Le retour triomphal et la soif de domination
À Lisbonne, c’est l’euphorie. Vasco de Gama est couvert d’honneurs, nommé Amiral des Indes, et anobli. Pourtant, l’aventure n’en est qu’à ses débuts. Le roi veut plus : établir des comptoirs, imposer la domination portugaise.
En 1502, de Gama repart à la tête de 20 navires. Cette fois, fini les négociations hésitantes. Il bombarde Calicut, impose des traités, prend des otages, installe des garnisons à Cochin et Cannanore. Les Portugais inaugurent ainsi une nouvelle ère : celle de l’empire maritime européen en Asie.
Mais l’homme derrière la légende reste complexe. Vasco de Gama, héros pour Lisbonne, est vu en Orient comme un conquérant brutal. Sa deuxième expédition laisse derrière elle un sillage de violence. Pendant vingt ans, il se retire, riche et puissant, tandis que le Portugal bâtit un empire sur les mers.
Un dernier voyage et l’héritage de Vasco de Gama
En 1524, vieux et malade, Vasco de Gama accepte une dernière mission.

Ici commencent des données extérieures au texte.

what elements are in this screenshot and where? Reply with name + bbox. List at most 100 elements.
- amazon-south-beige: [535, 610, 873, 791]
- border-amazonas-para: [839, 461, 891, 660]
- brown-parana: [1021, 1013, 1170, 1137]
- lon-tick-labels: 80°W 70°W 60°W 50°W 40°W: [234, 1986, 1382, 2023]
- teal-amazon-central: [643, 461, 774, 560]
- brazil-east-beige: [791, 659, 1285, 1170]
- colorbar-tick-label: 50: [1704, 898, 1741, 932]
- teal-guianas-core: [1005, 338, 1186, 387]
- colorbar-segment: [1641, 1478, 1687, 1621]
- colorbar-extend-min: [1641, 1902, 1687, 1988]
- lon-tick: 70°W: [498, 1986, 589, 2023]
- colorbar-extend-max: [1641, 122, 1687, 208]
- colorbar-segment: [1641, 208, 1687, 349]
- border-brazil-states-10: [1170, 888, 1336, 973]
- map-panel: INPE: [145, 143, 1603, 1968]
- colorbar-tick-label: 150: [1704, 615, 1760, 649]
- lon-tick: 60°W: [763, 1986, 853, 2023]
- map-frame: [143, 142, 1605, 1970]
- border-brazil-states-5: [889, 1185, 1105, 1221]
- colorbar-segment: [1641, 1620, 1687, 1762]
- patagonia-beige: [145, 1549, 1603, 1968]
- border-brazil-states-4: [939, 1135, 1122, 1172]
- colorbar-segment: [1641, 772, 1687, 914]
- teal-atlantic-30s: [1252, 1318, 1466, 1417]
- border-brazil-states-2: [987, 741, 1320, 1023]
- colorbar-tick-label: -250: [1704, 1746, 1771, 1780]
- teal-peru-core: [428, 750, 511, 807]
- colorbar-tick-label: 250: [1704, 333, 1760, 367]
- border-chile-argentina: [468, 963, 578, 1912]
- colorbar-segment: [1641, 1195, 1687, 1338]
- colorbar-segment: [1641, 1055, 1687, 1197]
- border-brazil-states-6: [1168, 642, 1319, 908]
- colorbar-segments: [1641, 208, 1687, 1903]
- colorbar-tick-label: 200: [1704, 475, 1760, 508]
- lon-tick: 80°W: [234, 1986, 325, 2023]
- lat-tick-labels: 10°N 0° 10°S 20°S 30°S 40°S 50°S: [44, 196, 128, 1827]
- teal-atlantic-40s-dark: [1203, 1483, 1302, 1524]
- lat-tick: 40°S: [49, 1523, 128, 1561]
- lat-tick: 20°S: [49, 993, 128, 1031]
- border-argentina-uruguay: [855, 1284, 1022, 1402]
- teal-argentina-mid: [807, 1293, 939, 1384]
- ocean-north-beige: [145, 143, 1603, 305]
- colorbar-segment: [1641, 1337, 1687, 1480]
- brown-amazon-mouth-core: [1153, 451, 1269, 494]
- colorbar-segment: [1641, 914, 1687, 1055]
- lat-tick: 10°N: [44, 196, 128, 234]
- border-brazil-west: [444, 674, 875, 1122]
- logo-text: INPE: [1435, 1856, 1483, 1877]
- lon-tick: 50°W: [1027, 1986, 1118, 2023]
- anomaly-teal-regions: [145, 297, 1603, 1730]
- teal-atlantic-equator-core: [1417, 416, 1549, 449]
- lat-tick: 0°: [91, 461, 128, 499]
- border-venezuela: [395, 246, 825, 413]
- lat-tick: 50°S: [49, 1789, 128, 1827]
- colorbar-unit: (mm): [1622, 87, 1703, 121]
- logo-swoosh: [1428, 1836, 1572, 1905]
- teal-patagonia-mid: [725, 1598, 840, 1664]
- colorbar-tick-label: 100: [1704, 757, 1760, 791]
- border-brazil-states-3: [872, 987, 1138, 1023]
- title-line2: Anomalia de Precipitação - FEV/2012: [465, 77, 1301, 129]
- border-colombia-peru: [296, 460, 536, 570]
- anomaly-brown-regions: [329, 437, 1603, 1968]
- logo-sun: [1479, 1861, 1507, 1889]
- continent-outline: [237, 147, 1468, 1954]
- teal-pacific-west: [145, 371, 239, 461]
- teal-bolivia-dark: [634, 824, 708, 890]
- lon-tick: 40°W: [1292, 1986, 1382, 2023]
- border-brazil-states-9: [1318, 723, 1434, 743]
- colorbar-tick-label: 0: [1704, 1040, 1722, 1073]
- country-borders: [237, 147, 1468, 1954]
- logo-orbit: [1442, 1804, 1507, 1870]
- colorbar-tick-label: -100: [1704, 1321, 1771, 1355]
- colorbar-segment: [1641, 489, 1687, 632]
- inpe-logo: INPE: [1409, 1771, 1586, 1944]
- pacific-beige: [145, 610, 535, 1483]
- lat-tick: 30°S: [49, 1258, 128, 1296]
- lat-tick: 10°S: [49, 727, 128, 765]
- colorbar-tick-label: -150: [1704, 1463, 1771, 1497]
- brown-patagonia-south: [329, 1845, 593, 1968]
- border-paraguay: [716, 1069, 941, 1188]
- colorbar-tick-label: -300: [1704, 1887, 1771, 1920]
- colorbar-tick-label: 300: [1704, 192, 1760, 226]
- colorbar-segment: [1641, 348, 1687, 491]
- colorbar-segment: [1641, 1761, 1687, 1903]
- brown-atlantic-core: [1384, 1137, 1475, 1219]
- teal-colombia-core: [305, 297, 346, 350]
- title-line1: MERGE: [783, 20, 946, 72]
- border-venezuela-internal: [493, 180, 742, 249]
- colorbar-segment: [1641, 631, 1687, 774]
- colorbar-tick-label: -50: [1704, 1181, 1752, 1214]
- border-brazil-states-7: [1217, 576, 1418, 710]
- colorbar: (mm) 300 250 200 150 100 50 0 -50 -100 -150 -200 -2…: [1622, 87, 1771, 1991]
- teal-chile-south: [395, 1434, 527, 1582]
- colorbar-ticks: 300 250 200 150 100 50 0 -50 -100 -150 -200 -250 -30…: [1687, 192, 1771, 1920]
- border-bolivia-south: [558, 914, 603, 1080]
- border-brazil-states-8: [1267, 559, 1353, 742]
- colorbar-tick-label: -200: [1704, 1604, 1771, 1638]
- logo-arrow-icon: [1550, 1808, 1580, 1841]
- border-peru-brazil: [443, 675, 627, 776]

Nommé vice-roi des Indes par Jean III, il est chargé de remettre de l’ordre dans des colonies rongées par la corruption. Mais le temps l’a usé. À peine débarqué à Cochin, il meurt à Noël, le 24 décembre 1524.
Son corps, d’abord enterré sur place, est rapatrié en 1539 au Portugal, où il repose aujourd’hui au monastère des Hiéronymites, à Lisbonne. Son nom reste gravé non seulement dans les monuments - comme le pont Vasco de Gama inauguré en 1998 à Lisbonne - mais dans la mémoire mondiale.

L’exploit de Vasco de Gama a transformé l’histoire : il a déplacé le centre de gravité du commerce mondial, déclenché la compétition entre puissances européennes et ouvert un chapitre de conquêtes, mais aussi d’échanges et de métissages culturels. Derrière l’audace se cache aussi l’ombre : celle de la violence, de la domination, de l’intrusion européenne en Asie.
Cinq siècles plus tard, Vasco de Gama fascine toujours. Héros pour les uns, prédateur pour les autres, il incarne l’ambivalence de l’âge des découvertes : un monde qui s’élargit à coups d’exploits - et de ruptures.